Today on #sciencedeskdigs we learn the story of how a request for an old map lead GIP guest scientist, Reba McCracken, to a trove of detailed field notes, maps, and cross sections of geologic features in national parks from the 30s and 40s.
What is it?
This is a hand-drawn geologic cross section and field notes from the collection of Philip Burke King (P.B. King), a field geologist from the 1930s. The first geologists to survey our National Parks often did so on foot or horseback. When P.B. King first described the geology of the Guadalupe Mountains, even cameras were cumbersome, and he often ended up drawing what he saw by hand. He drew countless geologic cross sections, maps, and panoramas. In his notebooks, he described the different geologic units he found in neat calligraphy, filling hundreds of pages with details that modern NPS geologists still reference.

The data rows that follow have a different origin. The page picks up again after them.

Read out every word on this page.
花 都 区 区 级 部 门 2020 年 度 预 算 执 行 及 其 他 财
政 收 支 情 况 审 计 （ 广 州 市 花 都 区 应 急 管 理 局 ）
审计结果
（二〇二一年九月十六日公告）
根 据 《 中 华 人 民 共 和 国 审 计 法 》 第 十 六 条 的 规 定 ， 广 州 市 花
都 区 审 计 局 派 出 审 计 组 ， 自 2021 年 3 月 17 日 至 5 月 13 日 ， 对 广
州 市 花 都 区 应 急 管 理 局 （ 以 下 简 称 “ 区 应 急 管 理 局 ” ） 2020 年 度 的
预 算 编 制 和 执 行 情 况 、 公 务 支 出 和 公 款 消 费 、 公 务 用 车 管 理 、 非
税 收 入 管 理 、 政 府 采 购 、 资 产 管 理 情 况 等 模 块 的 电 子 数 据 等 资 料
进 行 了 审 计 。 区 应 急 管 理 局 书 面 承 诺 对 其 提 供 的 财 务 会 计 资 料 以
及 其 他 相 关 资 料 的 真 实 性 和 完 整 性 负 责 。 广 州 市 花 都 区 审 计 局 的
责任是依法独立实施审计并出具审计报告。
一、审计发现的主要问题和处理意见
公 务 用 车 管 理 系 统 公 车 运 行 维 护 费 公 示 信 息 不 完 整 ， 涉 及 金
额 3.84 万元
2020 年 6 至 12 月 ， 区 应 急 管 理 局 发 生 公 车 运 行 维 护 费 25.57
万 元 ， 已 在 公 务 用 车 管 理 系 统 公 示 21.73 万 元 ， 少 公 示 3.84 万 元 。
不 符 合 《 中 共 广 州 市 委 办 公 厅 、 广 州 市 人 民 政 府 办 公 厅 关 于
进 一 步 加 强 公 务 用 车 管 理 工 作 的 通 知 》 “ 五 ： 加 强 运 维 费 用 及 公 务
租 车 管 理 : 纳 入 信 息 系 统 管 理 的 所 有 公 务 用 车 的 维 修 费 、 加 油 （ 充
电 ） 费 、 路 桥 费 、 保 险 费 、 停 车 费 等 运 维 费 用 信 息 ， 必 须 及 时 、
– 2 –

His field notes are safeguarded in the USGS archives in Lakewood, CO, and spend most of their time in storage, but I got to dust them off to save them digitally. Going through these notebooks gave me a feel for how geoscience has evolved over the past 80 years. Modern geologists now use computer-based analysis and fieldwork today often involves GPS units, digital cameras, and other kinds of technology but P.B King had such painstaking attention to detail that his work is still relevant today. I would love to take his maps and panoramas back to the sites where he drew them to see how they have changed.